The eggs, beautiful round orbs, are counted(65), weighed (about the same as a kiwi fruit), and measured (diameters less than 2-inches), before we bury them nearby. We carefully disguise the site to look like the natural beach surface, and record the location with a GPS and physical description so that STF staff can check on the hatch, expected about 55 days later. Over the years, the STF team has learned how to rebury the eggs to produce a better-than-natural hatch rate, even up to 100%. Oblivious to the removal of her eggs, Hope finishes her ritual by flipping and packing sand over her empty nest chamber and body pit for about 45 minutes, and then pushes herself slowly back to the sea.
We continue our patrol down the beach, searching for more tracks as the high tide wanes. Old-timers have told Marc that 40 years ago, there were hundreds of turtles per night nesting in the 6-mile project area. But in the last 10 years, STF finds no more than three per night during the nesting season, often none. In the 1960’s, commercial fishing decimated the nesting turtle populations. And until STF started patrols, an unsustainable number of eggs were taken by poachers. When we reach the end of the beach, the poacher’s fire is dying. Because we found the only turtle that night first, they have gone home, knowing that all they would find now are her tracks with an empty nest chamber.

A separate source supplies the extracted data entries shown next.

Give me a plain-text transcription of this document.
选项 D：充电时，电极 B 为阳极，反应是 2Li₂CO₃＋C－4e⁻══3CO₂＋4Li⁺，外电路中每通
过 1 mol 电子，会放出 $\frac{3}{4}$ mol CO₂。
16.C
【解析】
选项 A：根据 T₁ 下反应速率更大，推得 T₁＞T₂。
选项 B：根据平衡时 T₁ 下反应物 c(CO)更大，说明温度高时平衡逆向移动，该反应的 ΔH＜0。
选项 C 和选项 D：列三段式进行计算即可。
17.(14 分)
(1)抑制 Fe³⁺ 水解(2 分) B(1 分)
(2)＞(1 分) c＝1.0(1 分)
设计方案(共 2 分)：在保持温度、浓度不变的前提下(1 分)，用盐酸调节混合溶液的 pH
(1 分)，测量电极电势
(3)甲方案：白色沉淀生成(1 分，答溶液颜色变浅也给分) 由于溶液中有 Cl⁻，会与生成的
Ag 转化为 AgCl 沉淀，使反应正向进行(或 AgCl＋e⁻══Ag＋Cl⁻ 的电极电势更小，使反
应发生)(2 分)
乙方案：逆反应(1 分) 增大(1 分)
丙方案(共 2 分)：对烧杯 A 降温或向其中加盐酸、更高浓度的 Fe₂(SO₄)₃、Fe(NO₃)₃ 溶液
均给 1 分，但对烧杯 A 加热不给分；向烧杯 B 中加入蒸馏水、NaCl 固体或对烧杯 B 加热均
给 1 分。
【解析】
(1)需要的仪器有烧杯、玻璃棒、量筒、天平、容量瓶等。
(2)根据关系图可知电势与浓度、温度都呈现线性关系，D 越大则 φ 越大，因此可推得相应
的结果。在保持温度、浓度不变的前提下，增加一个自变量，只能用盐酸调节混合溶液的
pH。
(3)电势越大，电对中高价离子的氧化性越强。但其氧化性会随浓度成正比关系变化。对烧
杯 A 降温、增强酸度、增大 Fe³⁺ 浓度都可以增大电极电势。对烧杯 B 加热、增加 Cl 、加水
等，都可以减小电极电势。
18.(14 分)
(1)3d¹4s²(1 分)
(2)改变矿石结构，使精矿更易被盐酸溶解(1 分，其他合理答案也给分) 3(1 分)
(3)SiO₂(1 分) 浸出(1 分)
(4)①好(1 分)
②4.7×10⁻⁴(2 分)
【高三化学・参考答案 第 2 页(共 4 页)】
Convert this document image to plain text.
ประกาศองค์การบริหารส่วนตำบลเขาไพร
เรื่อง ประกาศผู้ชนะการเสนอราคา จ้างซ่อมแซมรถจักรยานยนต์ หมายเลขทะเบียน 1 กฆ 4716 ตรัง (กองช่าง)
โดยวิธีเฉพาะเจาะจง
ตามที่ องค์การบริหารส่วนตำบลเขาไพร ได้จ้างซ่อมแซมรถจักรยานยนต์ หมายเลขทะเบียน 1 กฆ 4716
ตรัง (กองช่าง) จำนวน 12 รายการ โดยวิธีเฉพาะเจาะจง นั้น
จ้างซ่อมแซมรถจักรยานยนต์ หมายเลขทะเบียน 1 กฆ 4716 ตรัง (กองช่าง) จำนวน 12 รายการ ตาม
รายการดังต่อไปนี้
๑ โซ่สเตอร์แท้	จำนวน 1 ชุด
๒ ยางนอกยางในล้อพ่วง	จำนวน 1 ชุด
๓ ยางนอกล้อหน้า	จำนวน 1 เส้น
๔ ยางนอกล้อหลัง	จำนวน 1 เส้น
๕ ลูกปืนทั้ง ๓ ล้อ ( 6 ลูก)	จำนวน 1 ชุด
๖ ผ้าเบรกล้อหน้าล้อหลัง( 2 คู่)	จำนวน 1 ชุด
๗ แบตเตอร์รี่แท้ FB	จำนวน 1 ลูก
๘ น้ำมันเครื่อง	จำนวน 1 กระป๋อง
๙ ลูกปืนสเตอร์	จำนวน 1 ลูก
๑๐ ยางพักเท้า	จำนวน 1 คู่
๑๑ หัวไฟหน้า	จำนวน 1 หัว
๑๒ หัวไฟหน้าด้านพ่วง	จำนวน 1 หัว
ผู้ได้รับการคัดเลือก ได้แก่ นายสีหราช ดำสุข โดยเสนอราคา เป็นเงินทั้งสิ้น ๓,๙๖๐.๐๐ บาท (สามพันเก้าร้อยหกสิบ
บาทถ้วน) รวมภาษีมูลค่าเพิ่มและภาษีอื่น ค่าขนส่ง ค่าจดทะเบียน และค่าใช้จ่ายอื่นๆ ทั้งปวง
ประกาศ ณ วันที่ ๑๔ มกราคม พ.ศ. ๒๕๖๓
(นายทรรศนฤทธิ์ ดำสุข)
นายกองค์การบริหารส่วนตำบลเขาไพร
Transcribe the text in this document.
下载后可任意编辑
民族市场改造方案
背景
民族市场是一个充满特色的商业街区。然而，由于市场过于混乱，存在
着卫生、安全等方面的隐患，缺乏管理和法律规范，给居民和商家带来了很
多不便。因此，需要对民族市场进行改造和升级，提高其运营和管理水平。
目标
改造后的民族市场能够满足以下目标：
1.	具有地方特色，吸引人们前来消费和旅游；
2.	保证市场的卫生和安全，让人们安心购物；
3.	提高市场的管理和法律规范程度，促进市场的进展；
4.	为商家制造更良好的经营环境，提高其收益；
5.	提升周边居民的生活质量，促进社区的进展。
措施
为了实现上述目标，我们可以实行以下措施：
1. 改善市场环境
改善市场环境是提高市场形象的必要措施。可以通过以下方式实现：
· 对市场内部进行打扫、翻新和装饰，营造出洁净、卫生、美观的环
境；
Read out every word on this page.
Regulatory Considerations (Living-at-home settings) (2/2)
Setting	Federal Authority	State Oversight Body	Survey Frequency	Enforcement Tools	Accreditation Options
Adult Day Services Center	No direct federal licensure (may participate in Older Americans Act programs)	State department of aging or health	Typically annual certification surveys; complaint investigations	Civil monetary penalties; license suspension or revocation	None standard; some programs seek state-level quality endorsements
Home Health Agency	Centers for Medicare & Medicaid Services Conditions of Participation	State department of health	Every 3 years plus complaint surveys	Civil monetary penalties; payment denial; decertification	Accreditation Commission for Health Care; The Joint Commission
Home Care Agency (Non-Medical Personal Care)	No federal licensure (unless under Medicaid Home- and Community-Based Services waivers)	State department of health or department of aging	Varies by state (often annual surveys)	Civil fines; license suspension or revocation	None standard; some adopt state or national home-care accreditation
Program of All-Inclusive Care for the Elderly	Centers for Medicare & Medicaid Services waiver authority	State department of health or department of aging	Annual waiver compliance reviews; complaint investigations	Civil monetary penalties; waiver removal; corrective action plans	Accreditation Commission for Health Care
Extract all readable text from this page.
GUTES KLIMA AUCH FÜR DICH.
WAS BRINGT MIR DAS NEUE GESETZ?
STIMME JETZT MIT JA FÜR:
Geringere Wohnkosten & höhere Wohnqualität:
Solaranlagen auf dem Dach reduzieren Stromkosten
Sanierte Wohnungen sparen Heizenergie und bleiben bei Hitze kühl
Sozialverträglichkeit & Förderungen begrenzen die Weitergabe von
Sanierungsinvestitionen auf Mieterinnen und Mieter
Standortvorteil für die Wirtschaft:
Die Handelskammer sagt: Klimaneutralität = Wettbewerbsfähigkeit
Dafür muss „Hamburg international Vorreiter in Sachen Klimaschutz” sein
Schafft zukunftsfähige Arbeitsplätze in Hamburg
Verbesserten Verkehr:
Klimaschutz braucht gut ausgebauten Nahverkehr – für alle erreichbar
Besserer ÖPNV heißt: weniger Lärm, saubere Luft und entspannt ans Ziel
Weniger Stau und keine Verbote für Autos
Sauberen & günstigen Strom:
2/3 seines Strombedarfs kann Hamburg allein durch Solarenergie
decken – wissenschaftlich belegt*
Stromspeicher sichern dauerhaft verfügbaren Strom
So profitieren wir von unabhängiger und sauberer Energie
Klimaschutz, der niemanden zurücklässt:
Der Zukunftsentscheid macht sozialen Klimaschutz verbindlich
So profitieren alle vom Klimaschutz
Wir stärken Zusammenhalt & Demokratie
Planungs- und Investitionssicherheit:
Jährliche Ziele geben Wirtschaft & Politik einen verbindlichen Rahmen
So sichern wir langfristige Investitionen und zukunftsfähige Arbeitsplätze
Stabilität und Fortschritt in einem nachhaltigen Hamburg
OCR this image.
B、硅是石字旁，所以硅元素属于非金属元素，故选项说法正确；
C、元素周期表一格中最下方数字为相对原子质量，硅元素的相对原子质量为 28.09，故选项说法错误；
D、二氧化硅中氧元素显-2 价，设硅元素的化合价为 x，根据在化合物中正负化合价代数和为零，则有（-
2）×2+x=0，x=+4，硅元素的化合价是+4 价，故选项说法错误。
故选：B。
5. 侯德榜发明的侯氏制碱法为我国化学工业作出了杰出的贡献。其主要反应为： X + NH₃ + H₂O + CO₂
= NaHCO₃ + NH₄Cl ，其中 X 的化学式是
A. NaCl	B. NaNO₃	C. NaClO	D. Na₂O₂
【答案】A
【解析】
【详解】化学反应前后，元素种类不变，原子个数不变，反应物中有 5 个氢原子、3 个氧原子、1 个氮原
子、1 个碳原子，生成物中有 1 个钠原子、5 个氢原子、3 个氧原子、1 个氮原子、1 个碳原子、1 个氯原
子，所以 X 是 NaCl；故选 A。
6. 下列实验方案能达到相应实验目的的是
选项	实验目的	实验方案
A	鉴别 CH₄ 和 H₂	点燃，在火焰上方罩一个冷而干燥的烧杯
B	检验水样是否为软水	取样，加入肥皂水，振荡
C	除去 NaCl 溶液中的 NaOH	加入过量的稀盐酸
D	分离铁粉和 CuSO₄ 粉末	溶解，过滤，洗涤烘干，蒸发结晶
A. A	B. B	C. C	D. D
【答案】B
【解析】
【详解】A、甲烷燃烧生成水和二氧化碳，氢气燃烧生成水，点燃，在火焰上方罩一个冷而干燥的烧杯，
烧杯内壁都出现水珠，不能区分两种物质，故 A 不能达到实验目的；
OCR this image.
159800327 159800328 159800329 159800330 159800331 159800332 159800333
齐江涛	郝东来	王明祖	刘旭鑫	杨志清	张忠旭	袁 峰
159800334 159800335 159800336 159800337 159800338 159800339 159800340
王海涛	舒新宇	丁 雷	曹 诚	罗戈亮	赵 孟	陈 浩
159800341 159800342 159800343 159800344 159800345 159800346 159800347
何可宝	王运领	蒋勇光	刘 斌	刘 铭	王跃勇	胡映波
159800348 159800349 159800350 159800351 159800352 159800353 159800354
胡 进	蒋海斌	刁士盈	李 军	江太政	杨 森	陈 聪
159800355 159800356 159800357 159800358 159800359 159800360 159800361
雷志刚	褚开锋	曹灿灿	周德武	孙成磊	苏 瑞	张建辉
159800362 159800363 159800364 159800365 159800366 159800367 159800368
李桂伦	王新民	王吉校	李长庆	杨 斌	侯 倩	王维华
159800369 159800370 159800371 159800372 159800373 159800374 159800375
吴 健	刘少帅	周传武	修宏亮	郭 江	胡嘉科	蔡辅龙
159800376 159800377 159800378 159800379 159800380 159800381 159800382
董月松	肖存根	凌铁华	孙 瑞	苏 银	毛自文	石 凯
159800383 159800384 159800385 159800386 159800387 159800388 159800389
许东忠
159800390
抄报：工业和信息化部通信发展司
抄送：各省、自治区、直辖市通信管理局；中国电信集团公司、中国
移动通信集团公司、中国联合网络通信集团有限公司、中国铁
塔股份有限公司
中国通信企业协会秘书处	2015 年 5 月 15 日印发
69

So far this season, the tally is poachers = 21 nests stolen, STF = 72 nests saved. When STF patrols first began 10 years ago, brazen poachers got almost all of the nests. Marc was reviled by many locals, and even attacked by five men while patrolling alone. But now, the remaining poachers have lost their upper hand, and operate more covertly and less successfully. After 10 years, the continuing presence of STF patrollers has turned the tide, turning poachers into protectors, and aphrodisiacs into tortugitas. We walk back to the trailhead, and I am in awe of the perseverance, courage, and skill of the stellar STF team. The Great Bear has set in the northern sky, and the Southern Cross has risen high, giving us hope that the green sea turtle population will rise again.